I had a teacher, a screenplay writing instructor actually, that said there was only one book that the writer works on. The story is the writer—meaning, the book is a reflection of the writer’s life, hopes, and concerns. And the writer (or artist) is always working on that story even though it seems to be a different book. Looking back over my manuscripts, I see me wrestling with me—with my life. There I am wrestling with finances. Now it’s morality, mortality, and another M -ity word. Of course it seems like a different book, but underneath the story is me.

Fun Stuff About You

12. Besides writing and reading, what are some of your other interests?

I’m a space enthusiast. I love the final frontier. I don’t write sci-fi but it’s in my blood. I grew up watching Kirk, Spock, and Bones. I want to fly in space and travel the stars. That probably won’t happen, but one day it is possible that everyone will have that opportunity. That is where dreams are now, out there in the great unknown like a map where only the coastlines are known. I’ll go walking and wonder which stars are planets or ruminate over the spiraling, five-pointed orbit of Venus. I keep returning to the myths surrounding constellations that we still use to name rocket ships. Our history interweaves with wonder.

13. If you could become an instant expert at any one thing, what would it be and why?

It’s between Fine Art and Psychology. I used to be more visual, but I’m on a mission in writing. I have places to “meet” and people to “go”. I would love to take time and lavish a canvas. Alternately, I would love to be in a room with a person and help them piece together their life—heal their mind. I suppose this is something I’m doing in writing. I am addressing the mind of the reader in a kind of therapy. And if it’s just a painting, that’s fine. But I want to make it obvious what my intentions are—especially if a reader walks away and realizes that they can do art, get inside their brain, and have a better life.

14. You’ve just won an all expenses paid trip to anywhere in the world. Where would you go?

Hawaii is the immediate response. But it wouldn’t be the tourist trap Hawaii. I would be going to invest in the First Nation / Native Americans there. I’m not sure what form that would take, but I would be looking to push aside the symptom / tourist narrative and talk about what is really important. Natives everywhere are finding themselves culturally and ethnically threatened. It’s bitter sweet answering this question, because I love the notion of Deep Hawaii. It’s like the Shire—if I could only find that place that doesn’t exist I will be happy. And you get there and it’s Paris Syndrome all over again. I want the real thing, and I want to honor the real people and put the focus on them and their struggle to survive ethnocide.

Final Thoughts

15. How can people connect with you?

Twitter / Goodreads / Amazon author page

Let’s really connect. We are all distant cousins.

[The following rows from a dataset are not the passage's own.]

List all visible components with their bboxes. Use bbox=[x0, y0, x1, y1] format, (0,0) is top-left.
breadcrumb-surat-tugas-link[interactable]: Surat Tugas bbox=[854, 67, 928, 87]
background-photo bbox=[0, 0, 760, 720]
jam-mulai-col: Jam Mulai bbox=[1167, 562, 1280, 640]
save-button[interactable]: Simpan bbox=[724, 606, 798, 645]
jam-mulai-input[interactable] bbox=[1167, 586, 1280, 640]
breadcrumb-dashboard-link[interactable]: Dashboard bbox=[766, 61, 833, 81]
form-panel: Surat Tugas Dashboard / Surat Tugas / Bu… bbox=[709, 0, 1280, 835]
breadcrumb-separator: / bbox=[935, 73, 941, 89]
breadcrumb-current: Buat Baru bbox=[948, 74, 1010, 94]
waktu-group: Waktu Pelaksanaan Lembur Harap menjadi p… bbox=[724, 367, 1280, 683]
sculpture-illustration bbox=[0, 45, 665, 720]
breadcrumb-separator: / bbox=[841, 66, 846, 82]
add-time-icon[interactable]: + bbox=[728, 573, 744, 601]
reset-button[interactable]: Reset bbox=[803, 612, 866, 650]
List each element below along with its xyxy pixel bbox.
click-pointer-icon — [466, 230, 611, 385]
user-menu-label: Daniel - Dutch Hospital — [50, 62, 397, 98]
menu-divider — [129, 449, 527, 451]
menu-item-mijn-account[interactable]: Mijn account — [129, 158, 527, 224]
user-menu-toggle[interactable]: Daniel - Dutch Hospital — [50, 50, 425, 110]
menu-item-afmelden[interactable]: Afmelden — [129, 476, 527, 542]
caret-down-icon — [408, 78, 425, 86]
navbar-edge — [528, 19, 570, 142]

Let’s treat each other like family. Why not be equal? Let’s really connect. Why are we fighting? Let’s grow up, spread our wings, and fly. Why not? Let’s end war, build a Moon base, and travel the stars. We can do it. Let’s be awesome, do this thing, and shine!

16. Anything else you’d like to tell us?

I’d like to say fiction, especially Fantasy, isn’t escapism. Fiction, even if you don’t intend it to be, is political. Just like a neutral country, that stance is political. Perhaps say, one isn’t aware of the social engineering at work behind the scenes—but it is there. Even the act of escape is an expression of a desire for meaning. What are we escaping from? What are we looking for in this bastion of freedom and liberty that surrounds us? What is missing? We are all participants in society, and even though we don’t realize it, picking up a book—the very choice, selection, and recommendation—has the power to topple regimes, free enslaved minds, and promote the very best in human beings.

Thanks for letting us get to know you! I’m both excited and nervous to continue reading Mool’s story. Excited cause I love Mool. Nervous because I know I’m in for some heart crushing conflict.